The sun-drenched, grey sand on the southern side of the beach is popular with residents and some visitors. For pebble collectors, it is a treasure trove. On a clear day, cays are visible in the distance. Cargo ships laden with containers can also be seen slowly making their way to one of the world’s largest harbours.
Along the Palisadoes, and at certain points along the coast of the town itself, I have seen people fishing, which seems to be a popular reason why they visit that storied place, whose biodiversity is very rich. There are many species of birds in the region, and a few years ago, I got the opportunity to tour the mangroves.
In addition to the exotic-looking birds, rats, crabs, fish, and the great abundance of oysters, which
clustered on everything, including solid waste, there was much man-made refuse stifling the life of the place when I last visited. It was just unbelievable to see the great amount of non-biodegradable waste that people have allowed to enter this beautiful sanctuary.
Now, I wish the fuss over the development of Port Royal, or the lack thereof, would extend to the cleaning up of this important mangrove forest.

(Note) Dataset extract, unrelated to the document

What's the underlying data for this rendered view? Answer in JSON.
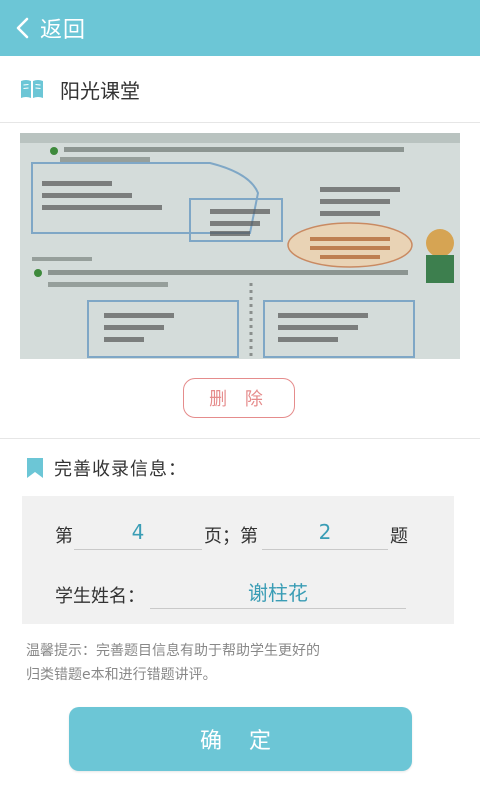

The brouhaha over Port Royal has been reignited over the past two weeks, and as much as I was tempted to add my voice to the blame game, I kept quiet because I got the feeling that sooner rather than later the hot air would dissipate, and Port Royal continues to fester, as it has been doing since the morning of June 7, 1692.
After the British captured Jamaica from the Spaniards, they built a fort on the island of Cagway, which became a haunt for pirates. The fort that they built on Cagway was called Fort Cromwell but was renamed Fort Charles. Port Royal developed around that fort.
Armed soldiers manned these forts and participated, along with the buccaneers, in all manner of evil, earning the town the unflattering moniker of the ‘richest and wickedest city on Earth’.
That Mecca of debauchery was turned upside down on June 7 when a major earthquake, a tsunami, and several aftershocks flung two-thirds of the town with, 90 per cent of the buildings, into the sea. Over 2,000 people perished. And Port Royal was to face more disasters such as hurricanes, the 1704 fire, and another massive earthquake in 1907.
The ruins created by these disasters, the historic buildings, and the legend of the 1692 earthquake should have made Port Royal, located up the road from Norman Manley International Airport, and on one side of Kingston Harbour, a tourist magnet, but for whatever reasons, it is not, thus the continual fuss.
And, last year, I was at a function when someone in authority said that things were being put in place for World Heritage Site status application for Port Royal. I am waiting, not with bated breath, for more announcements. Meanwhile, the romance of the Port Royal story, the gems on the beach and the mangrove forests will continue to magnetise me to that most idyllic place.